From increasing sustainable school meals, to offering nature-focussed education, the Department for Education's strategy has given us food for thought.
The Department for Education released a draft of their strategy on environmental sustainability in education settings in England with action steps from now until 2030. It’s an incredibly wide-reaching and forward-thinking vision and if they can pull it off, it would provide fantastic support for schools, teachers, caterers and young people, building resilience and empowering individuals and communities to tackle and respond to the climate crisis.
So, with Food for Life in mind, what’s already being done, what can we expect and what more would we like to see?
Routes to sustainable food in schools
The DfE strategy aims to embed sustainability across the organisation and within schools. Food forms part of this plan and by 2023 DfE will have considered how ‘to support schools to increase take up in sustainable school meals.’ And, by 2025 the School Food Standards will have been updated to include the impact of food emissions on the environment.
Food for Life silver and bronze School Awards already require schools to increase uptake of school meals, including free school meals. An evaluation report on Food for Life flagship schools revealed that the programme had supported increased uptake in school meals.

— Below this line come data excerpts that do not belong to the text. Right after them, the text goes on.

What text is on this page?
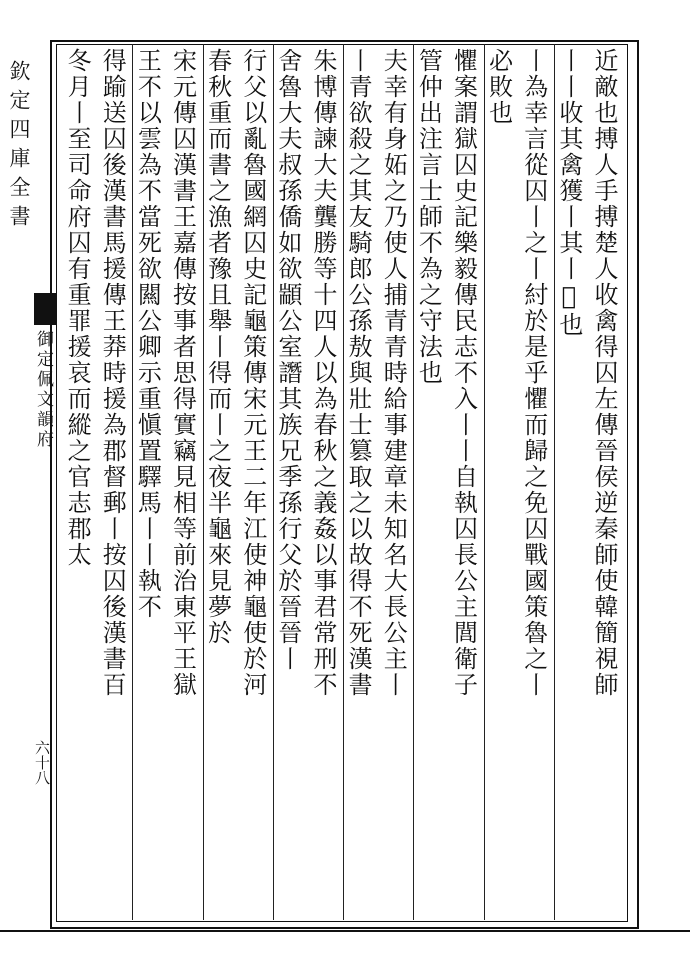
欽定四庫全書
御定佩文韻府
六十八
近敵也搏人手搏楚人收禽得囚左傳晉侯逆秦師使韓簡視師
丨丨收其禽獲丨其丨𢧐也
丨為幸言從囚丨之丨紂於是乎懼而歸之免囚戰國策魯之丨
必敗也
懼案謂獄囚史記樂毅傳民志不入丨丨自執囚長公主閭衛子
管仲出注言士師不為之守法也
夫幸有身妬之乃使人捕青青時給事建章未知名大長公主丨
丨青欲殺之其友騎郎公孫敖與壯士篡取之以故得不死漢書
朱博傳諫大夫龔勝等十四人以為春秋之義姦以事君常刑不
舍魯大夫叔孫僑如欲顓公室譖其族兄季孫行父於晉晉丨
行父以亂魯國網囚史記龜策傳宋元王二年江使神龜使於河
春秋重而書之漁者豫且舉丨得而丨之夜半龜來見夢於
宋元傳囚漢書王嘉傳按事者思得實竊見相等前治東平王獄
王不以雲為不當死欲闗公卿示重愼置驛馬丨丨執不
得踰送囚後漢書馬援傳王莽時援為郡督郵丨按囚後漢書百
冬月丨至司命府囚有重罪援哀而縱之官志郡太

As there are over 1.2 million children living in poverty still not eligible for free school meals, we’ve been asking Government to expand the eligibility criteria. While the Autumn budget didn’t commit to any extension, it’s great to see DfE prioritising increasing school meal uptake.

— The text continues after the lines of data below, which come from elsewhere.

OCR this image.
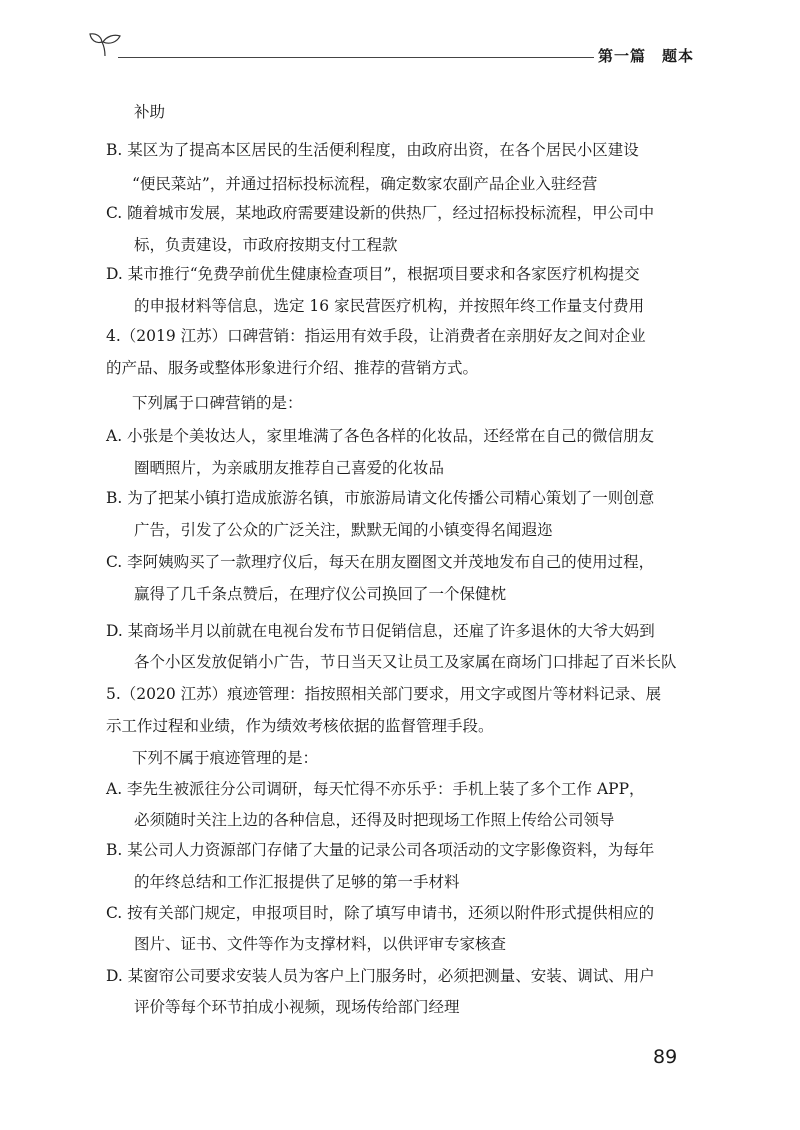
第一篇　题本
补助
B. 某区为了提高本区居民的生活便利程度，由政府出资，在各个居民小区建设
“便民菜站”，并通过招标投标流程，确定数家农副产品企业入驻经营
C. 随着城市发展，某地政府需要建设新的供热厂，经过招标投标流程，甲公司中
标，负责建设，市政府按期支付工程款
D. 某市推行“免费孕前优生健康检查项目”，根据项目要求和各家医疗机构提交
的申报材料等信息，选定 16 家民营医疗机构，并按照年终工作量支付费用
4.（2019 江苏）口碑营销：指运用有效手段，让消费者在亲朋好友之间对企业
的产品、服务或整体形象进行介绍、推荐的营销方式。
下列属于口碑营销的是：
A. 小张是个美妆达人，家里堆满了各色各样的化妆品，还经常在自己的微信朋友
圈晒照片，为亲戚朋友推荐自己喜爱的化妆品
B. 为了把某小镇打造成旅游名镇，市旅游局请文化传播公司精心策划了一则创意
广告，引发了公众的广泛关注，默默无闻的小镇变得名闻遐迩
C. 李阿姨购买了一款理疗仪后，每天在朋友圈图文并茂地发布自己的使用过程，
赢得了几千条点赞后，在理疗仪公司换回了一个保健枕
D. 某商场半月以前就在电视台发布节日促销信息，还雇了许多退休的大爷大妈到
各个小区发放促销小广告，节日当天又让员工及家属在商场门口排起了百米长队
5.（2020 江苏）痕迹管理：指按照相关部门要求，用文字或图片等材料记录、展
示工作过程和业绩，作为绩效考核依据的监督管理手段。
下列不属于痕迹管理的是：
A. 李先生被派往分公司调研，每天忙得不亦乐乎：手机上装了多个工作 APP，
必须随时关注上边的各种信息，还得及时把现场工作照上传给公司领导
B. 某公司人力资源部门存储了大量的记录公司各项活动的文字影像资料，为每年
的年终总结和工作汇报提供了足够的第一手材料
C. 按有关部门规定，申报项目时，除了填写申请书，还须以附件形式提供相应的
图片、证书、文件等作为支撑材料，以供评审专家核查
D. 某窗帘公司要求安装人员为客户上门服务时，必须把测量、安装、调试、用户
评价等每个环节拍成小视频，现场传给部门经理
89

Food for Life schools are already on the road to sustainable food with caterers meeting and going beyond the School Food Standards. Food for Life cooks and caterers serve fresh, healthy choices with lots of fresh fruit and veg. They are encouraged to source local, seasonal and higher quality, including organic produce and higher welfare meat which all contribute to more sustainable menus. The Soil Association is also partnered with Let’s Go Zero, supporting schools in taking action to fight climate change through a number of recommendations including through food and education.
To learn more about how Food for Life is making Britain healthier through food, read our 2021 Impact report.
By viewing the whole of the education estate as a National Education Nature Park, the strategy looks to increase biodiversity within the school grounds.
By 2023, it aims to increase access to nature, change the curriculum to include nature focussed classes and offer additional qualifications in agriculture and horticulture for 16+ year olds. Inspiring the next generation to value nature will not only benefit our planet but also support physical and mental health.
What is missing here is the significance of food growing in schools. Growing food and understanding where it comes from develops life skills and is something Food for Life supports schools with through the school award from an early age.
Upskilling for the future
By 2022, the strategy will support teachers in continuing professional development and by 2030 England will have the ‘best trained, best supported teachers in the world’ providing classes on the latest climate and sustainability developments. For students, the Climate Leaders Award (name still subject to consultation) will provide a framework for young people to be empowered to drive positive action and help young people learn skills that might be useful in future jobs to work towards a more sustainable future.
While the strategy supports teaching staff and young people, the strategy fails to acknowledge the professional development needed for school cooks and caterers to build resilience and adaptation to the climate crisis. It also doesn’t build in reviews for the school food standards to ensure regular updates on nutritional and sustainable criteria as scientific research develops.